Jealous of his half-brothers, Alfonso led a revolt against his own father. Riding out between opposing forces, Elizabeth reconciled them. She also averted war between Ferdinand IV of Castile, and his cousin, and between the prince and her own brother, James II of Aragon.
After her husband died in 1325, Elizabeth professed in the third order of St. Francis and lived in a house which she built near to her convent of Poor Clares, where she led a life of great simplicity dedicated to prayer and care for the poor.
Elizabeth died on July 4, 1336 at Estremoz, where she had gone on an errand of reconciliation between her children in spite of her age and the great heat. She was buried in the church of her monastery of Poor Clares at Coimbra.

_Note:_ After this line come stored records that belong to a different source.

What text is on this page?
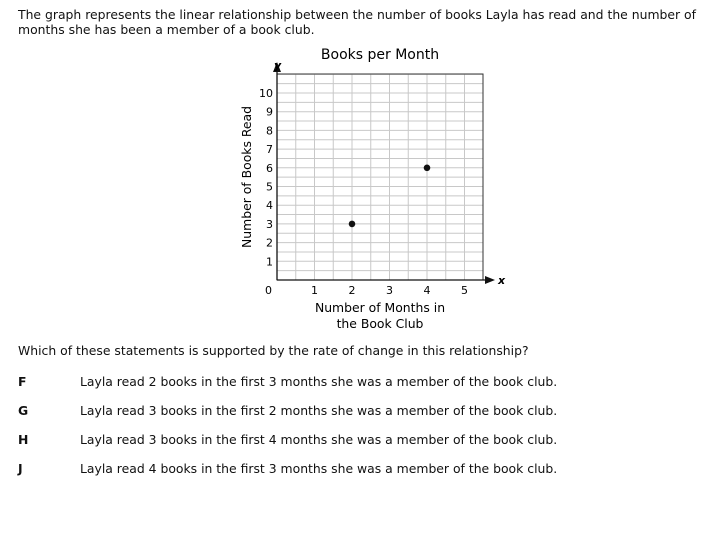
The graph represents the linear relationship between the number of books Layla has read and the number of months she has been a member of a book club.
x
y
0	1	2	3	4	5
1
2
3
4
5
6
7
8
9
10
Books per Month
Number of Months in
the Book Club
Number of Books Read
Which of these statements is supported by the rate of change in this relationship?
F	Layla read 2 books in the first 3 months she was a member of the book club.
G	Layla read 3 books in the first 2 months she was a member of the book club.
H	Layla read 3 books in the first 4 months she was a member of the book club.
J	Layla read 4 books in the first 3 months she was a member of the book club.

“We ought not to forget her, and God has ensured this in the land she blessed, where her body remains incorrupt,” according to the EWTN history. “Reposing in the Church of St. Clare, her elaborate coffin has been opened several times through the centuries, and as recently as 1912. The teams of examiners, invariably composed of doctors and Church officials, consistently reported that St. Elizabeth remains intact, as beautiful and serene as if she merely slept.”